John ladeó la cabeza. No parecía demasiado contento con su proposición.

– ¿Entonces -dijo- se supone que tengo que esperar hasta que «tú» creas que es el momento adecuado para contarle a Lexie quién soy yo?

– Sí.

– Dime por qué debo esperar, Georgie.

– Ya nadie me llama Georgie -y ya no bromeaba ni coqueteaba para conseguir lo que quería. Ya no era Georgie Howard-. Preferiría que me llamaras Georgeanne.

– No me importa lo que prefieras. -Cruzó los brazos sobre el pecho-. Ahora, dime por qué debería esperar, Georgeanne.

– Va a ser una gran impresión para ella y creo que debería hacerse tan suavemente como sea posible. Mi hija sólo tiene seis años y estoy segura de que con una batalla legal sólo conseguiríamos lastimarla y confundirla. No quiero hacer daño a mi hija pasando por un tribunal…

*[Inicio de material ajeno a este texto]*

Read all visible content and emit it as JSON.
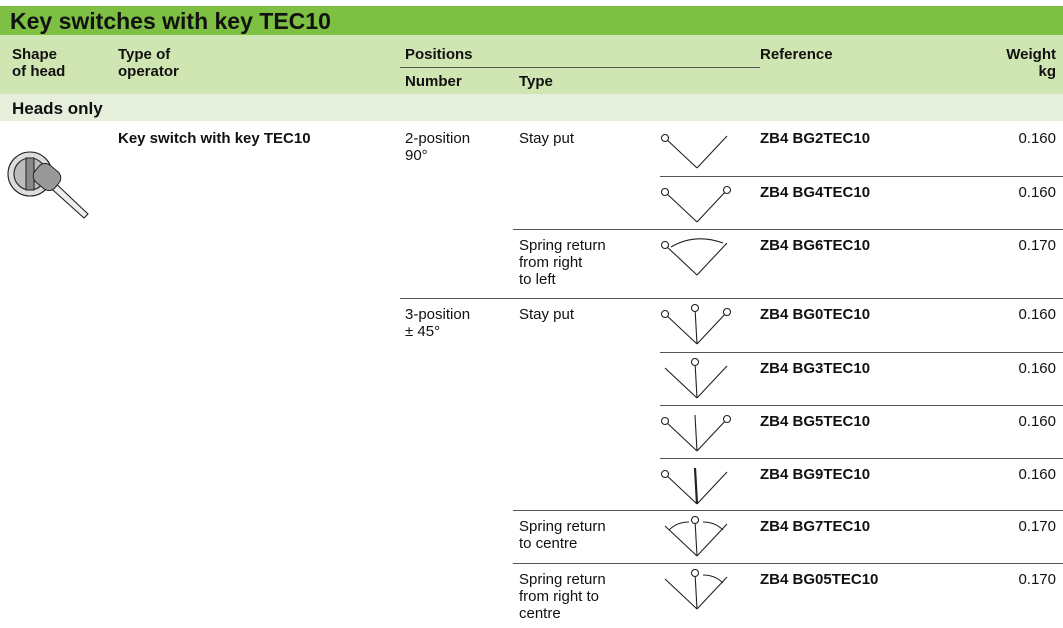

– Ante todo -la interrumpió John-, la niña a la que te refirieres como «tu hija» es de hecho tan hija mía como tuya. Segundo, yo no soy aquí el chico malo. No habría mencionado a los abogados si tú no me hubieses dejado muy claro que no me ibas a dejar ver a Lexie de nuevo.

Georgeanne sintió el resentimiento que destilaba su voz y aspiró profundamente.

– Vale, pues he cambiado de idea. -No se podía permitir discutir con él, aún no. No hasta que obtuviera lo que quería.

John se repantigó en la silla y se metió los pulgares en los bolsillos delanteros de los vaqueros. Entrecerró los ojos y la desconfianza que sentía se le notó claramente en la boca.

– ¿No me crees?

– Francamente, no.

Mientras esa tarde iba hacia allí en el coche, había imaginado varios «si él dice eso, entonces yo diré esto» y tenía todos los contraargumentos preparados en su mente, pero nunca había imaginado que no la creería.

– ¿No confías en mí?

La miró como si estuviera chiflada.

– En absoluto.

Georgeanne creyó que estaban a la par, porque tampoco ella confiaba en él.

– Estupendo. Pero no tenemos por qué confiar el uno en el otro sino en que ambos deseamos lo mejor para Lexie.

– No quiero lastimarla, pero como te dije antes no creo que estemos de acuerdo en qué es lo mejor para ella. Estoy seguro de que saltarías de alegría si me muero mañana, pero eso no sucederá. Quiero llegar a conocer a Lexie y quiero que ella me conozca. Si crees que deberíamos esperar para decirle que soy su padre, entonces bueno, esperaré. Tú la conoces mejor que nadie.